Each story unfolds through touching interviews with the players, their families, and their friends. Nothing feels forced or coaxed out, and at many times within each story, I felt like I was seeing unused footage – the stuff I wasn’t supposed to see. Ishutin’s incredible dexterity and skill in Dota 2 have earned him the nickname “Dendi the Superman,” but there was nothing inhuman about the past he and the other players shared.
Gluing each sub-story together is a larger plot of the International tournament. Free to Play does a great job of contextualizing the growth of eSports, the success they’ve already seen in countries like Korea and China, and what the massive $1 million International prize meant for eSports’ future. Dota 2 commentators, whose jobs are to break down matches play by play, interviewed for the film and helped make sense of the tournaments and the competing team’s histories.

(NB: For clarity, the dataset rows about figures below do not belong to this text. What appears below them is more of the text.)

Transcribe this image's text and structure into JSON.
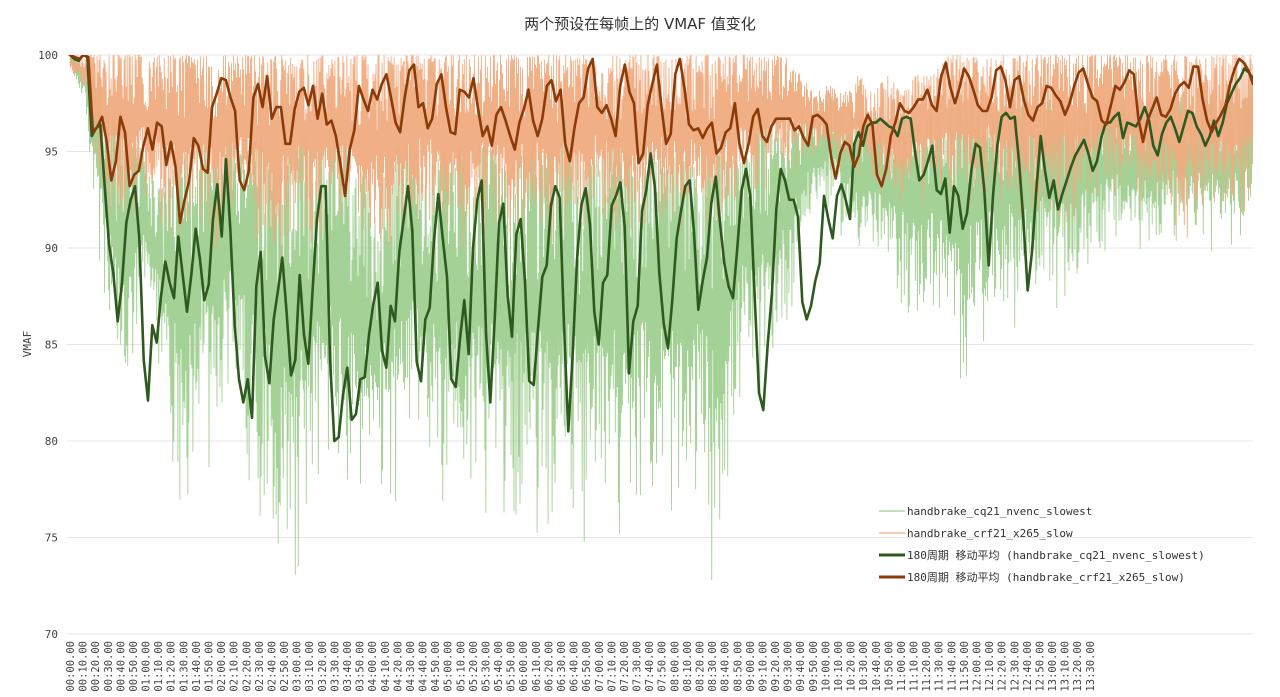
{
  "chart_data": {
    "type": "line",
    "title": "两个预设在每帧上的 VMAF 值变化",
    "xlabel": "",
    "ylabel": "VMAF",
    "ylim": [
      70,
      100
    ],
    "y_ticks": [
      "100",
      "95",
      "90",
      "85",
      "80",
      "75",
      "70"
    ],
    "x_ticks": [
      "00:00.00",
      "00:10.00",
      "00:20.00",
      "00:30.00",
      "00:40.00",
      "00:50.00",
      "01:00.00",
      "01:10.00",
      "01:20.00",
      "01:30.00",
      "01:40.00",
      "01:50.00",
      "02:00.00",
      "02:10.00",
      "02:20.00",
      "02:30.00",
      "02:40.00",
      "02:50.00",
      "03:00.00",
      "03:10.00",
      "03:20.00",
      "03:30.00",
      "03:40.00",
      "03:50.00",
      "04:00.00",
      "04:10.00",
      "04:20.00",
      "04:30.00",
      "04:40.00",
      "04:50.00",
      "05:00.00",
      "05:10.00",
      "05:20.00",
      "05:30.00",
      "05:40.00",
      "05:50.00",
      "06:00.00",
      "06:10.00",
      "06:20.00",
      "06:30.00",
      "06:40.00",
      "06:50.00",
      "07:00.00",
      "07:10.00",
      "07:20.00",
      "07:30.00",
      "07:40.00",
      "07:50.00",
      "08:00.00",
      "08:10.00",
      "08:20.00",
      "08:30.00",
      "08:40.00",
      "08:50.00",
      "09:00.00",
      "09:10.00",
      "09:20.00",
      "09:30.00",
      "09:40.00",
      "09:50.00",
      "10:00.00",
      "10:10.00",
      "10:20.00",
      "10:30.00",
      "10:40.00",
      "10:50.00",
      "11:00.00",
      "11:10.00",
      "11:20.00",
      "11:30.00",
      "11:40.00",
      "11:50.00",
      "12:00.00",
      "12:10.00",
      "12:20.00",
      "12:30.00",
      "12:40.00",
      "12:50.00",
      "13:00.00",
      "13:10.00",
      "13:20.00",
      "13:30.00"
    ],
    "grid": true,
    "legend_position": "bottom-right",
    "colors": {
      "nvenc_raw": "#9fcf8f",
      "x265_raw": "#f0ab80",
      "nvenc_ma": "#2e5a1f",
      "x265_ma": "#8b3a0a",
      "grid": "#e6e6e6"
    },
    "series": [
      {
        "name": "handbrake_cq21_nvenc_slowest",
        "kind": "raw",
        "envelope_top": [
          100,
          99.5,
          99,
          97,
          96,
          95,
          93,
          94,
          95,
          96,
          94.5,
          96,
          95,
          96,
          94,
          95,
          96,
          95,
          96,
          95.5,
          94,
          93,
          95,
          96,
          94,
          95,
          96,
          95,
          96,
          95,
          94,
          95,
          96,
          95,
          96,
          95,
          95,
          96,
          95,
          94,
          95,
          96,
          95,
          94,
          96,
          95,
          96,
          97,
          96,
          96.5,
          97,
          97,
          98,
          97,
          97.5,
          97,
          96,
          97,
          96.5,
          97,
          97.5,
          98,
          97.5,
          98,
          97.5,
          98,
          97,
          98,
          97.5,
          97,
          98,
          97.5,
          98,
          97,
          98,
          97.5,
          98,
          97,
          98,
          97,
          98,
          99
        ],
        "envelope_bottom": [
          99.5,
          97,
          87.5,
          81,
          80,
          86,
          84,
          77,
          74.5,
          79,
          77,
          83,
          78,
          75,
          73,
          71,
          74,
          76,
          77,
          74,
          76,
          73.5,
          75,
          76,
          80,
          75,
          77,
          74,
          76,
          75,
          74,
          75,
          73.5,
          74,
          75,
          72,
          75,
          76,
          72.5,
          77,
          75,
          75,
          72,
          77,
          71.5,
          76,
          81,
          80,
          83,
          85,
          89,
          91.5,
          91.5,
          90,
          89,
          88.5,
          88,
          86,
          85,
          86,
          84,
          80.5,
          85,
          84.5,
          86,
          85.5,
          86.5,
          87,
          86,
          87,
          88.5,
          89,
          89,
          89.5,
          89,
          90,
          89,
          90,
          89.5,
          90,
          89,
          91
        ]
      },
      {
        "name": "handbrake_crf21_x265_slow",
        "kind": "raw",
        "envelope_top": [
          100,
          100,
          100,
          100,
          100,
          100,
          100,
          100,
          100,
          100,
          100,
          100,
          100,
          100,
          100,
          100,
          100,
          100,
          100,
          100,
          100,
          100,
          100,
          100,
          100,
          100,
          100,
          100,
          100,
          100,
          100,
          100,
          100,
          100,
          100,
          100,
          100,
          100,
          100,
          100,
          100,
          100,
          100,
          100,
          100,
          100,
          100,
          100,
          100,
          100,
          99,
          98,
          98.5,
          98,
          99,
          98,
          99,
          98,
          99,
          99,
          100,
          100,
          100,
          100,
          100,
          100,
          100,
          100,
          100,
          100,
          100,
          100,
          100,
          100,
          100,
          100,
          100,
          100,
          100,
          100,
          100,
          100
        ],
        "envelope_bottom": [
          99,
          98,
          92,
          91,
          90.5,
          92,
          91,
          90,
          89.5,
          90,
          89,
          90,
          91,
          89,
          88.5,
          89,
          90,
          89,
          90,
          90.5,
          89,
          88.5,
          88.5,
          90,
          91,
          90,
          90,
          89.5,
          90,
          90.5,
          89,
          90.5,
          90,
          89.5,
          90.5,
          90,
          91,
          90,
          89.5,
          90,
          91,
          90.5,
          90,
          91,
          90,
          90.5,
          92,
          92,
          93,
          93,
          94,
          94.5,
          94,
          93.5,
          93,
          92.5,
          92,
          91,
          92,
          91.5,
          92,
          91,
          91.5,
          92,
          91,
          90.5,
          91,
          91.5,
          91,
          91,
          91.5,
          92,
          91.5,
          91,
          90.5,
          90,
          89.5,
          90.5,
          91,
          90.5,
          91,
          91
        ]
      },
      {
        "name": "180周期 移动平均 (handbrake_cq21_nvenc_slowest)",
        "kind": "moving_average",
        "values": [
          100,
          99.8,
          99.7,
          100,
          99.9,
          95.8,
          96.2,
          96.4,
          93.2,
          90.2,
          88.7,
          86.2,
          88.2,
          91.3,
          92.5,
          93.2,
          90.5,
          84.2,
          82.1,
          86,
          85.1,
          87.5,
          89.3,
          88.2,
          87.4,
          90.6,
          88.6,
          86.7,
          88.6,
          91,
          89.4,
          87.3,
          88.1,
          91.5,
          93.3,
          90.6,
          94.6,
          91,
          86,
          83.2,
          82,
          83.2,
          81.2,
          88,
          89.8,
          84.4,
          83,
          86.3,
          87.8,
          89.5,
          86.6,
          83.4,
          84.2,
          88.6,
          85.5,
          84,
          87.9,
          91.5,
          93.2,
          93.2,
          84.3,
          80,
          80.2,
          82.4,
          83.8,
          81.1,
          81.4,
          83.2,
          83.3,
          85.5,
          87.1,
          88.2,
          84.7,
          83.8,
          87,
          86.2,
          89.8,
          91.5,
          93.2,
          90.9,
          84.1,
          83.1,
          86.3,
          86.9,
          90.4,
          92.8,
          90.5,
          88.5,
          83.2,
          82.8,
          85.3,
          87.3,
          84.5,
          90,
          92.5,
          93.5,
          85.6,
          82,
          86.3,
          91.3,
          92.3,
          87.5,
          85.4,
          90.7,
          91.5,
          88.2,
          83.1,
          82.9,
          85.8,
          88.5,
          89.1,
          92.2,
          93.2,
          92.6,
          86,
          80.5,
          84.5,
          89.4,
          92.2,
          93.1,
          91.2,
          86.7,
          85,
          88.2,
          88.6,
          92.2,
          92.7,
          93.4,
          91.1,
          83.5,
          86.2,
          87,
          91.9,
          93,
          94.9,
          93.1,
          88.7,
          86.1,
          84.8,
          87.3,
          90.5,
          91.9,
          93.2,
          93.5,
          90.8,
          86.8,
          88.3,
          89.5,
          92.3,
          93.7,
          91.3,
          89.2,
          88,
          87.4,
          90,
          93,
          94.1,
          92.7,
          87.5,
          82.5,
          81.6,
          85,
          87.7,
          92,
          94.1,
          93.5,
          92.5,
          92.5,
          91.6,
          87.2,
          86.3,
          87,
          88.3,
          89.2,
          92.7,
          91.5,
          90.5,
          92.7,
          93.3,
          92.5,
          91.5,
          95.4,
          96,
          95.3,
          96.3,
          96.5,
          96.5,
          96.7,
          96.5,
          96.3,
          96.2,
          95.8,
          96.7,
          96.8,
          96.7,
          95,
          93.5,
          93.8,
          94.5,
          95.3,
          93,
          92.8,
          93.6,
          90.8,
          93.2,
          92.7,
          91,
          91.8,
          94,
          95.4,
          95.2,
          93,
          89.1,
          92.7,
          95.3,
          96.8,
          97,
          96.7,
          96.8,
          94.5,
          91.5,
          87.8,
          89.8,
          93,
          95.8,
          94,
          92.6,
          93.5,
          92,
          92.8,
          93.5,
          94.2,
          94.8,
          95.2,
          95.6,
          94.9,
          94,
          94.5,
          95.7,
          96.5,
          96.5,
          96.8,
          97,
          95.7,
          96.5,
          96.4,
          96.3,
          96.7,
          97.3,
          96.6,
          95.3,
          94.8,
          95.9,
          96.5,
          96.8,
          96.2,
          95.5,
          96.3,
          97.1,
          97,
          96.3,
          95.9,
          95.3,
          95.8,
          96.6,
          95.8,
          96.5,
          97.5,
          98,
          98.5,
          98.8,
          99.3,
          99.1,
          98.8
        ]
      },
      {
        "name": "180周期 移动平均 (handbrake_crf21_x265_slow)",
        "kind": "moving_average",
        "values": [
          100,
          99.9,
          99.8,
          100,
          99.9,
          96,
          96.3,
          96.8,
          95.5,
          93.5,
          94.5,
          96.8,
          96,
          93.2,
          93.8,
          94,
          95.3,
          96.2,
          95.1,
          96.5,
          96.3,
          94.3,
          95.5,
          94.2,
          91.3,
          92.5,
          93.5,
          95.7,
          95.3,
          94.1,
          93.9,
          97.3,
          98,
          98.8,
          98.7,
          97.8,
          97.1,
          93.5,
          93,
          94,
          97.8,
          98.5,
          97.3,
          98.9,
          96.7,
          97.3,
          97.3,
          95.4,
          95.4,
          97.2,
          98.1,
          98.3,
          97.4,
          98.4,
          96.7,
          98,
          96.4,
          96.6,
          95.8,
          94.3,
          92.7,
          95.1,
          96.1,
          98.4,
          97.7,
          97.1,
          98.2,
          97.7,
          98.5,
          99,
          97.8,
          96.5,
          96,
          97.8,
          99.2,
          99.5,
          97.3,
          97.5,
          96.2,
          96.7,
          98.5,
          99,
          97.3,
          96,
          95.9,
          98.2,
          98.1,
          97.8,
          98.8,
          97.2,
          95.8,
          96.3,
          95.3,
          96.9,
          97.3,
          96.6,
          95.8,
          95.1,
          96.5,
          97.2,
          98.2,
          96.6,
          95.8,
          96.7,
          98.4,
          98.7,
          97.6,
          98.2,
          95.4,
          94.5,
          96.2,
          97.5,
          97.8,
          99.3,
          99.8,
          97.3,
          97,
          97.4,
          96.7,
          95.8,
          98.4,
          99.5,
          98.1,
          97.5,
          94.4,
          94.9,
          97.4,
          98.5,
          99.5,
          97.3,
          95.4,
          95.9,
          99,
          99.8,
          98.3,
          96.4,
          96.1,
          96.2,
          95.7,
          96.2,
          96.5,
          94.9,
          95.2,
          96,
          96.2,
          97.5,
          95.4,
          94.4,
          95.4,
          96.8,
          97.2,
          95.8,
          95.5,
          96.3,
          96.7,
          96.7,
          96.7,
          96.7,
          96.1,
          96.3,
          95.7,
          95.3,
          96.8,
          96.9,
          96.7,
          96.4,
          94.7,
          93.6,
          94.9,
          95.5,
          95.3,
          94.2,
          94.8,
          96.3,
          96.9,
          96.4,
          93.8,
          93.2,
          94.1,
          95.8,
          96.5,
          97.5,
          97.1,
          97,
          97.3,
          97.7,
          97.7,
          98.2,
          97.4,
          97.1,
          98.9,
          99.6,
          98.3,
          97.5,
          98.3,
          99.3,
          98.9,
          98.2,
          97.4,
          97.1,
          97.1,
          97.8,
          99.2,
          99.4,
          98.7,
          97.3,
          98.7,
          98.9,
          97.7,
          96.9,
          96.6,
          97.3,
          97.5,
          98.4,
          98.3,
          97.9,
          97.6,
          96.9,
          97.5,
          98.4,
          99.1,
          99.3,
          98.5,
          97.8,
          97.6,
          96.6,
          96.4,
          97.4,
          98.4,
          98.2,
          98.6,
          99.2,
          99,
          96.7,
          95.5,
          96.6,
          97.2,
          97.8,
          96.9,
          96.8,
          97.2,
          98,
          98.4,
          98.6,
          98.3,
          99.4,
          99.4,
          97.7,
          96.6,
          96,
          96.5,
          96.9,
          97.4,
          98.5,
          99.3,
          99.8,
          99.6,
          99.2,
          98.5
        ]
      }
    ]
  }
}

Dota 2 isn’t a bad looking game at all, but for Free to Play, Valve rendered standout moments from the biggest matches with much better animation and detail than the game can achieve. These clips are all about the spectacle, but they do that job well, and they cap off intense team fights with a satisfying bang.
Free to Play is not just a documentary for Dota fans; it’s for fans of people, their aspirations, and the struggles they’ll inevitably face. That the documentary condenses such a complicated game and scenario into a clear, engaging package is a tremendous accomplishment by Valve.